Kotak Securities Ltd., however, struck out the development as ‘negative’ and said Concor “may have more to lose if it considers rebidding its IR (Indian Railways) terminals in search of lower land license fee”.
The brokerage downgraded the stock to ‘reduce’ from ‘add’, while keeping the fair value unchanged at Rs 730.
“The emerging details of the revised land licence policy for terminals of Indian Railways suggest likelihood of land license fee for existing terminals of CCRI (Container Corp.) not meaningfully changing from the current 6% of market value formula,” Kotak said in its investor note.
Citing the rules for rebidding of terminals, Kotak pointed out that Concor’s handling income–proxy to terminal charges levied from Indian Railways–is Rs 910 crore, while the land licence fee is about 40% of the income at Rs 380 crore.
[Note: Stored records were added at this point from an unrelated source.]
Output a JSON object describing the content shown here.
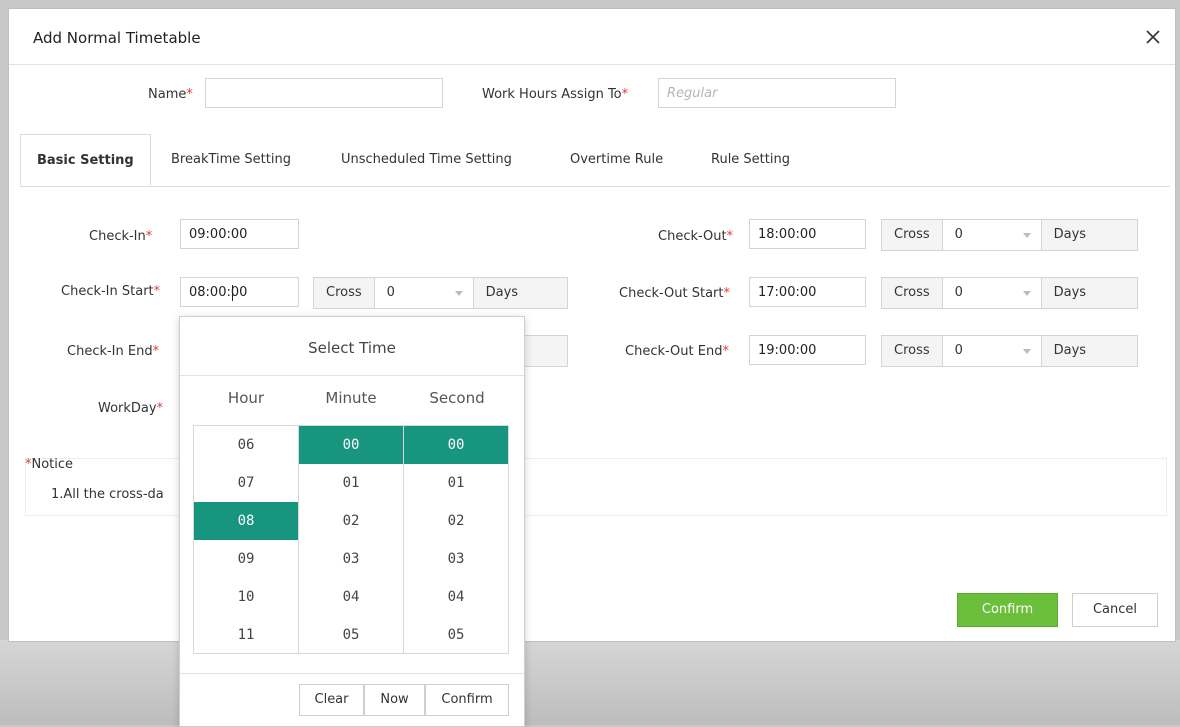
{
  "dialog": {
    "title": "Add Normal Timetable",
    "required_mark": "*"
  },
  "header_fields": {
    "name_label": "Name",
    "name_value": "",
    "assign_label": "Work Hours Assign To",
    "assign_placeholder": "Regular"
  },
  "tabs": [
    {
      "label": "Basic Setting",
      "active": true
    },
    {
      "label": "BreakTime Setting",
      "active": false
    },
    {
      "label": "Unscheduled Time Setting",
      "active": false
    },
    {
      "label": "Overtime Rule",
      "active": false
    },
    {
      "label": "Rule Setting",
      "active": false
    }
  ],
  "left_fields": {
    "check_in_label": "Check-In",
    "check_in_value": "09:00:00",
    "check_in_start_label": "Check-In Start",
    "check_in_start_value": "08:00:00",
    "check_in_start_cross": "Cross",
    "check_in_start_cross_days": "0",
    "check_in_start_days": "Days",
    "check_in_end_label": "Check-In End",
    "workday_label": "WorkDay"
  },
  "right_fields": {
    "check_out_label": "Check-Out",
    "check_out_value": "18:00:00",
    "check_out_cross": "Cross",
    "check_out_cross_days": "0",
    "check_out_days": "Days",
    "check_out_start_label": "Check-Out Start",
    "check_out_start_value": "17:00:00",
    "check_out_start_cross": "Cross",
    "check_out_start_cross_days": "0",
    "check_out_start_days": "Days",
    "check_out_end_label": "Check-Out End",
    "check_out_end_value": "19:00:00",
    "check_out_end_cross": "Cross",
    "check_out_end_cross_days": "0",
    "check_out_end_days": "Days"
  },
  "notice": {
    "title": "Notice",
    "text": "1.All the cross-da"
  },
  "footer": {
    "confirm": "Confirm",
    "cancel": "Cancel"
  },
  "picker": {
    "title": "Select Time",
    "hour_head": "Hour",
    "minute_head": "Minute",
    "second_head": "Second",
    "hours": [
      "06",
      "07",
      "08",
      "09",
      "10",
      "11"
    ],
    "minutes": [
      "00",
      "01",
      "02",
      "03",
      "04",
      "05"
    ],
    "seconds": [
      "00",
      "01",
      "02",
      "03",
      "04",
      "05"
    ],
    "selected_hour": "08",
    "selected_minute": "00",
    "selected_second": "00",
    "clear": "Clear",
    "now": "Now",
    "confirm": "Confirm"
  },
  "colors": {
    "accent_selected": "#18957f",
    "confirm_button": "#6bbf3a",
    "required": "#e23b3b"
  }
}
The company, Kotak said, may not be keen to go for a rebidding and captivating the risk of losing key terminals in order to reduce its land licence fees.
The target price of Rs 730 yields prospects of time correction over the next one year and factors in the benefit of effective payout to Indian Railways at 3% LLF rate versus 6% at present, Kotak said. The fair value would fall to Rs 690 provided the LLF rate remains unchanged for Concor’s existing terminals. Kotak said in the same case, that is if the LLF rate remains the same, Concor’s Ebitda estimates will fall by about 9%.
According to the, land licence fee grows at 7% CAGR, unlinked to volume growth.
Of the 34 analysts tracking the company, 27 maintain a ‘buy’, four suggest a ‘hold’ and three recommend a ‘sell’, according to Bloomberg data. The 12-month consensus price target implies an upside of 7%.